Phase 1 should keep this deliberately small.

### Draft methods

```python
def save_checkpoint(
self,
*,
run_dir: str,
name: str,
model=None,
optimizer=None,
scheduler=None,
epoch: int | None = None,
global_step: int | None = None,
best_metric: float | None = None,
extra_state: dict | None = None,
) -> str:
...

def load_checkpoint(
self,
path: str,
*,
model=None,
optimizer=None,
scheduler=None,
strict: bool = True,
map_location=None,
) -> dict:
...
```

### Responsibilities

`CheckpointCfg` should:

- define default checkpoint filenames
- save a standard checkpoint structure
- load a standard checkpoint structure
- optionally restore state into provided model / optimizer / scheduler objects

### Non-responsibilities

`CheckpointCfg` should not decide:

- when to save
- whether to save best checkpoints
- which metric is considered best
- whether resume is automatic
- how many checkpoints to retain

Those remain example-level or user-level decisions.

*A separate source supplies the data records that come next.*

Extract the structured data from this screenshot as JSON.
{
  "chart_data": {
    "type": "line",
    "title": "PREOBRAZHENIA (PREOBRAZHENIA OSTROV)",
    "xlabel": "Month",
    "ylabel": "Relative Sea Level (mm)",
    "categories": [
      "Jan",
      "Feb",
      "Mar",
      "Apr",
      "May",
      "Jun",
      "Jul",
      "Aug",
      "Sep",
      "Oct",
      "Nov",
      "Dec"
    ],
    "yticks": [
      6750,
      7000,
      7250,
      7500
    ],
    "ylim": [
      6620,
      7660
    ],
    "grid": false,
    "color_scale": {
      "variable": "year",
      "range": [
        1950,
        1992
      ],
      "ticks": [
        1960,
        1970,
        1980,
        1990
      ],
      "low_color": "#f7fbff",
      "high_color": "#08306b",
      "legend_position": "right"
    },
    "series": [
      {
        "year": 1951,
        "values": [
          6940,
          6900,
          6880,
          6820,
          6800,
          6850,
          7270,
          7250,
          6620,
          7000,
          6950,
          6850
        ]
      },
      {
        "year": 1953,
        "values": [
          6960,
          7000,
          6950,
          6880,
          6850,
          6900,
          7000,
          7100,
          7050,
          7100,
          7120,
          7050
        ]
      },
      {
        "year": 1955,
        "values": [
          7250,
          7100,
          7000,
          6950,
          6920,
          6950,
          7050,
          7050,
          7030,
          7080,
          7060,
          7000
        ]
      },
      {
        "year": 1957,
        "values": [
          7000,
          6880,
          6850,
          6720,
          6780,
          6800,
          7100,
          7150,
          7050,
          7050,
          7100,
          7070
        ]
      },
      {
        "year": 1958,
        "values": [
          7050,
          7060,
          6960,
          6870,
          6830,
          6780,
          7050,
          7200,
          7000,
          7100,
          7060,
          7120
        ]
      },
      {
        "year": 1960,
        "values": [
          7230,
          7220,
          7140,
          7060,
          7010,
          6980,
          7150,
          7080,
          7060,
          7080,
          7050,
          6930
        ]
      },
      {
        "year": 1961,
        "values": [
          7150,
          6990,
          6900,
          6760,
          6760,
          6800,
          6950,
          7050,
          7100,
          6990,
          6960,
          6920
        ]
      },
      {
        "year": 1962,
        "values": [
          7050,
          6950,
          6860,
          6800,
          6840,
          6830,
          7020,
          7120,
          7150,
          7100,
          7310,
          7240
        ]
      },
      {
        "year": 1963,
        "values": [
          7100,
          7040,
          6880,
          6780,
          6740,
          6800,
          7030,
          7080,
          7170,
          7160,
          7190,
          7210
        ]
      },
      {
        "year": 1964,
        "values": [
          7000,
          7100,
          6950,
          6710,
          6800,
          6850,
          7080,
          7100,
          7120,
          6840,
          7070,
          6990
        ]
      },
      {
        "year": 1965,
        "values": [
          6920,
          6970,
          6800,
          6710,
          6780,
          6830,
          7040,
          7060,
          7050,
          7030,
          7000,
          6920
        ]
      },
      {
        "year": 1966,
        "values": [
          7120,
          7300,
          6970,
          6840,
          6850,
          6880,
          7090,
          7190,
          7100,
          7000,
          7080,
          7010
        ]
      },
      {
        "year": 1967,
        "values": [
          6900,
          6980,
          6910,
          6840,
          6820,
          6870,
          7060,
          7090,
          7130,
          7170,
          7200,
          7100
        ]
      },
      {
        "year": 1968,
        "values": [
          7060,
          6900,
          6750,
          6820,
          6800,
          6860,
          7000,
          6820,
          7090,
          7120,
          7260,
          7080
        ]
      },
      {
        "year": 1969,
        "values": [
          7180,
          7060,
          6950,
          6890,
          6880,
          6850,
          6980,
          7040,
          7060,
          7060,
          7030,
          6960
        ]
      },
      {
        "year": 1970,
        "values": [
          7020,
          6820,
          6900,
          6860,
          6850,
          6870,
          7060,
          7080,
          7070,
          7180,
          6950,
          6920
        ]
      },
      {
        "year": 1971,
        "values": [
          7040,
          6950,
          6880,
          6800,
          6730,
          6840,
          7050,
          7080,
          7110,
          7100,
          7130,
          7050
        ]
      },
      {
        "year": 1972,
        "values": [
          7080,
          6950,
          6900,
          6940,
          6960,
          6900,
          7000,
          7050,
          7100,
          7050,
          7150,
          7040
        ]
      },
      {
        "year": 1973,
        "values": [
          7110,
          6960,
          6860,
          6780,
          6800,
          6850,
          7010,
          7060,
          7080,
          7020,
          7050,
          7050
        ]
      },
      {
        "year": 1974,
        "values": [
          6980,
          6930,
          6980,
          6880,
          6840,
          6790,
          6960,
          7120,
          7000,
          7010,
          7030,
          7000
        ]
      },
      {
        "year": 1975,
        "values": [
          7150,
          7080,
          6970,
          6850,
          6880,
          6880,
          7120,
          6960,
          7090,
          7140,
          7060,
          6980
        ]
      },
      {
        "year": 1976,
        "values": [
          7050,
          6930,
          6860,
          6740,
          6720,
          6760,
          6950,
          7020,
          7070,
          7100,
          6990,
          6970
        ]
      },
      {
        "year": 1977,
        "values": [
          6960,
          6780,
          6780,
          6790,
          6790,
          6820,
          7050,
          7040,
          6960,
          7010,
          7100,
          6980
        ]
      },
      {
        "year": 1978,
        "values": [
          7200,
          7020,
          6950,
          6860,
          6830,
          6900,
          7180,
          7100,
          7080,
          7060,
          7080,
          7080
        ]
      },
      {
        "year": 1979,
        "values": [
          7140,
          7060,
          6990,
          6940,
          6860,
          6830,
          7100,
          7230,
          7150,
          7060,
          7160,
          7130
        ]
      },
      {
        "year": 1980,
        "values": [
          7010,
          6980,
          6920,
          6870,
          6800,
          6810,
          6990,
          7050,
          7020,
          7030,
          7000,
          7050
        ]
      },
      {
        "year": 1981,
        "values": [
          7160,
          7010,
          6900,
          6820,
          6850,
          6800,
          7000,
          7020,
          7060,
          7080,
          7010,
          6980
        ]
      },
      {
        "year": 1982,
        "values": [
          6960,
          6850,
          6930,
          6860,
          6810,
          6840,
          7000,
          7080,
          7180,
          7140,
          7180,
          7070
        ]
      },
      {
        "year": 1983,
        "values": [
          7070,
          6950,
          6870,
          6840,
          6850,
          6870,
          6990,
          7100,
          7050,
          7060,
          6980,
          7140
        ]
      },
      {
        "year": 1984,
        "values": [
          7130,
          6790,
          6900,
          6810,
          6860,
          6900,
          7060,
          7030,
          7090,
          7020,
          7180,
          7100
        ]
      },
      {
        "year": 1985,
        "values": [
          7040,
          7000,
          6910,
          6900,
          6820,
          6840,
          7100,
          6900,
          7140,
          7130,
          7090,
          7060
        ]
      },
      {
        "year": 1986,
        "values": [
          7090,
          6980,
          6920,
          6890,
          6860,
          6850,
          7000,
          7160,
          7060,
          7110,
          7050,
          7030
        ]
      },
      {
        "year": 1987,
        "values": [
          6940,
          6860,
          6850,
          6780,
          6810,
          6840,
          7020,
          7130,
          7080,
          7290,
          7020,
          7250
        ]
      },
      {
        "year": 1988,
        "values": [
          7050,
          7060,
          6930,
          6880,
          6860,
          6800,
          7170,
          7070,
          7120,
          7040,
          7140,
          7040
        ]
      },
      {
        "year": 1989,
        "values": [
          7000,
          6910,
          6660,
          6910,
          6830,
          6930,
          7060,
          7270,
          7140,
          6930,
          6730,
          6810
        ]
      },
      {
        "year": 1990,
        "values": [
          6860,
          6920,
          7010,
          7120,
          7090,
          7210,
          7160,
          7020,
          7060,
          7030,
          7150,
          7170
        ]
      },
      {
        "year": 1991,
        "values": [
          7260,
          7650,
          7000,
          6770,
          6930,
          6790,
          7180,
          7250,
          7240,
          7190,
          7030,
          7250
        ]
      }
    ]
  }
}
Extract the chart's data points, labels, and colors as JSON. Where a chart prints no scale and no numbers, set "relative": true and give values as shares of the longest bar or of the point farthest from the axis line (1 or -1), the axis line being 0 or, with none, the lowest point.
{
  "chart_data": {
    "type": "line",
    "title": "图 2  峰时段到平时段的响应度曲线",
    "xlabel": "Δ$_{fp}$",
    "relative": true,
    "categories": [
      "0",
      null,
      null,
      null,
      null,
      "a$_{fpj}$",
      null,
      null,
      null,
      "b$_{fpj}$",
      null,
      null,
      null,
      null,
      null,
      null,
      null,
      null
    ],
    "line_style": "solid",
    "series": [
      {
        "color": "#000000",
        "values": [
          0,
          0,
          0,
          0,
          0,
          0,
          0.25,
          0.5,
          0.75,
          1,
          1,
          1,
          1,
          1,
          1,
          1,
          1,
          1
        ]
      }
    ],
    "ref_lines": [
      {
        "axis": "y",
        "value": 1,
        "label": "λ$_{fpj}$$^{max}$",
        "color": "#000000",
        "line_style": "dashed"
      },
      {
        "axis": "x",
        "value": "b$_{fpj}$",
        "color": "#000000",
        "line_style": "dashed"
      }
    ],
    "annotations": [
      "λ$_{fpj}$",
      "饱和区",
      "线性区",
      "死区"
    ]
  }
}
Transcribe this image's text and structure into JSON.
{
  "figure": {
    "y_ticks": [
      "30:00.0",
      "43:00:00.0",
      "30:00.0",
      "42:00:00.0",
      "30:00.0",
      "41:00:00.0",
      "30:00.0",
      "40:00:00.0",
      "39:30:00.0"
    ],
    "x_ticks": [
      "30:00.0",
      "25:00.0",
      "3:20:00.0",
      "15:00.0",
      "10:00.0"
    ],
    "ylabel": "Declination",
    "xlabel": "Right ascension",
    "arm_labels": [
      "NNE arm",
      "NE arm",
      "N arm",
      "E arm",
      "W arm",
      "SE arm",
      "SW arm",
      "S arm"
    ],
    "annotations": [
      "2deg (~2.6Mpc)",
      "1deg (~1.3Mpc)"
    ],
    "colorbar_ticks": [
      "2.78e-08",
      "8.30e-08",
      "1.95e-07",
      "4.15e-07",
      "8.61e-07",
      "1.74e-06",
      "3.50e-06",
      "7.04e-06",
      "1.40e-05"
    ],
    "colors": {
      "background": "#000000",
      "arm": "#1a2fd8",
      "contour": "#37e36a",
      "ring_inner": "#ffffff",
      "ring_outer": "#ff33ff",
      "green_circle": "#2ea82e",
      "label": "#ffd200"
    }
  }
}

## Draft Checkpoint Format

The checkpoint format should be simple and explicit.

Recommended structure:

```python
{
"model_state_dict": ...,
"optimizer_state_dict": ...,
"scheduler_state_dict": ...,
"epoch": ...,
"global_step": ...,
"best_metric": ...,
"meta": {
"exp_name": ...,
"exp_class": ...,
"saved_at": ...,
},
...
}
```

Notes:

- `optimizer_state_dict` is optional
- `scheduler_state_dict` is optional
- `meta` should stay lightweight
- `extra_state` can extend the structure without forcing premature abstraction

## Run Directory Draft

Run directory behavior should remain simple in Phase 1.

### Draft methods

```python
def get_run_dir(self) -> str:
...
```

### Expected behavior

- `get_run_dir()` returns `os.path.join(self.output_root, self.exp_name)`
- methods that write files should create parent directories when needed

Phase 1 should not add timestamped run folders, version managers, or heavier run registry behavior.

## Example Usage Draft

Below is the intended style for examples after Phase 1.

### Logger setup

```python
run_dir = self.get_run_dir()
logger = self.logger_cfg.build_logger(
save_dir=run_dir,
distributed_rank=accelerator.rank,
)
```

### Explicit W&B usage

```python
if self.wandb_cfg.enable_wandb:
wandb = self.wandb_cfg.build_wandb(
accelerator=accelerator,
project="Baselines",
config=cfg_dict,
)
```

### Explicit checkpoint load

```python
resume_state = None
if self.resume_from:
resume_state = self.checkpoint_cfg.load_checkpoint(
self.resume_from,
model=model,
optimizer=optimizer,
scheduler=scheduler,
map_location=accelerator.device,
)
```

### Explicit checkpoint save

```python
self.checkpoint_cfg.save_checkpoint(
run_dir=run_dir,
name=self.checkpoint_cfg.last_ckpt_name,
model=accelerator.unwrap_model(model),
optimizer=optimizer,
scheduler=scheduler,
epoch=epoch,
global_step=global_step,
best_metric=best_metric,
)
```

### Explicit best checkpoint policy in example code

```python
if best_metric is None or val_metric > best_metric:
best_metric = val_metric
self.checkpoint_cfg.save_checkpoint(
run_dir=run_dir,
name=self.checkpoint_cfg.best_ckpt_name,
model=accelerator.unwrap_model(model),
optimizer=optimizer,
scheduler=scheduler,
epoch=epoch,
global_step=global_step,
best_metric=best_metric,
)
```

This is the intended balance:

- framework provides the capability
- example decides when to use it

## API Choices Deferred Beyond Phase 1

The following questions should stay open until the first implementation slice proves itself:

- whether metrics deserve their own `MetricCfg`
- whether `CheckpointCfg` should move into its own module
- whether shared recipe base classes are worth introducing

These should not be over-designed before the first slice is working.

## Success Criteria

The Phase 1 API draft is successful if it leads to implementation that feels:

- small
- explicit
- override-friendly
- consistent with the existing `XXXCfg` style
- still close to plain PyTorch

That is the standard Phase 1 should be judged against.